WhatsApp como uma chamada podia infectar o seu Android ou iOS

Como funcionava o ataque ao WhatsApp

Com a finalidade de infectar o app para Android ou iOS com código malicioso, tudo o que a outra parte tinha de fazer era uma chamada. O pior de tudo? A única solução definitiva para impedir este acesso indevido era remover a aplicação do dispositivo móvel. Infelizmente, nenhum outro método surtia efeito.

Não existiam ligações em que o utilizador tinha de clicar, nem nenhum sítio da web de origem duvidosa. Com efeito, a pior ameaça é aquela de que não percebemos e este era um desses casos. Bastava efetuar uma chamada para um determinado número para injetar um pacote de malware assim que esta era recebida.

De acordo com a Wired, em causa estava um ataque apelidado de “buffer overflow“, aplicado com o intuito de alterar a app presente nos smartphones e dispositivos móveis Android ou iOS. Esta tipologia consiste na inserção de código adulterado ou malicioso no código da aplicação per se, já presente no dispositivo.

Visava a app do WhatsApp nas plataformas Android e iOS

A terminologia mais elucidativa acaba por ser uma “saturação” do código com o intuito de fazer chegar o “pacote” malicioso à aplicação. Assim que tal ocorria, o código infectado misturava-se com o código padrão da app para Android ou iOS e a partir desse momento o hacker podia executar várias ações.
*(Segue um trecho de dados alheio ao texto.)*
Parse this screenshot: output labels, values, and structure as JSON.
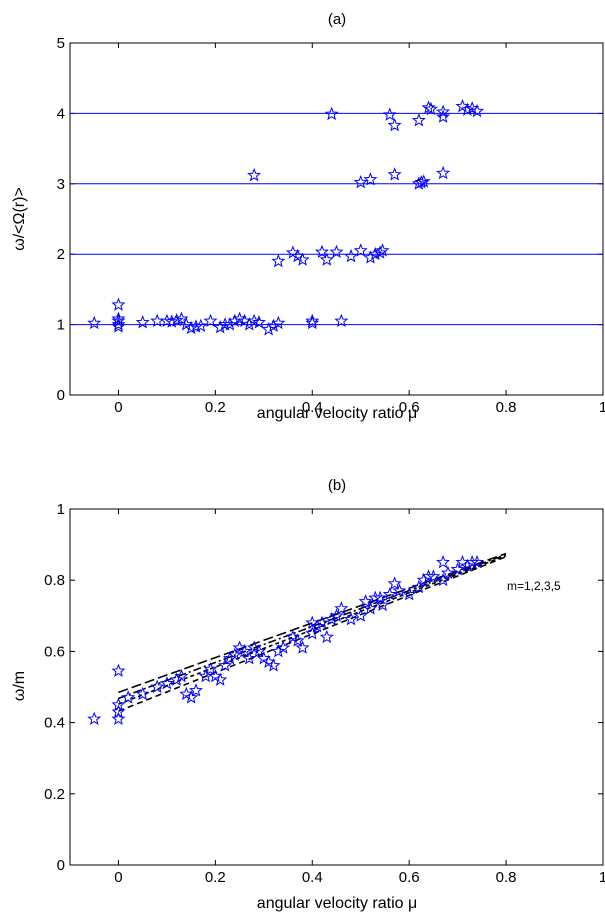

Aproveitando esta “margem de saturação”, era possível alterar ou adicionar partes do código fonte da app do WhatsApp. Tudo isto no maior dos silêncios e sem que o utilizador se percebesse qualquer sintoma ou comportamento anómalo, podendo assim o hacker continuar a agir.

Como resultado desta estratégia, o hacker pode conseguir modificar o software da aplicação. Nesse caso, pode fazer o que quiser com a app em questão, seja ouvir tudo o que se passa nos smartphones, ou recolhera informação que assim desejar. É, portanto, um caso extremamente delicado e sério.

Uma chamada que pode infetar os smartphones?

Ainda assim, quando o WhatsApp recebe uma chamada, a app precisa de saber o que é que o utilizador quer fazer. Isto é, precisa de saber qual o comportamento a tomar. Posto isto, o app tem uma lista taxativa de possíveis ações (aceitar, rejeitar, etc), preparando-se para qualquer um destes cursos de ação.

É exatamente neste momento que o hacker pode “saturar” a lista supracitada com código malicioso. Ou, por outras palavras, empurrar mais comandos e possíveis ações para a lista de comportamentos previstos pela app do WhatsApp. Em seguida, caso tal tenha sucesso, o hacker ganha aqui uma “porta” para o que bem-quiser

No entanto, importa frisar que estes ataques de “buffer overflow” só ocorrem em determinadas condições. No caso concreto do WhatsApp, a versão da app em questão não tinha limites estritamente definidos para impedir qualquer outra ação que não a prevista previamente pelos programadores.

A necessidade de um numerus clausus

A necessidade de implementar uma lista limitada de comportamos pode ser vista, e aplicada, em vários pontos da aplicação. Veja-se, por exemplo, que o nome do utilizador só pode ter X caracteres. Na prática, o programador “diz” ao software para não aceitar um nome que ultrapasse esse número de letras ou números.

Contudo, na eventualidade de tal não ser aplicado, cria-se uma lacuna que pode ser explorada. É aqui que os ataques de buffer overflow podem entrar em ação, sendo assim extremamente importante que os programadores não criem tais condições, ainda que de forma não propositada.

Numa última nota, o WhatsApp já atualizou a sua app para smartphones Android e iOS. As versões sujeitas a este tipo de ataques eram as anteriores à v2.19.134 para Android, e o WhatsApp Business v.2.19.44. Já para iOS a ameaça estava presente nas versões anteriores à v.2.19.51 e na versão Business anterior à v.19.51.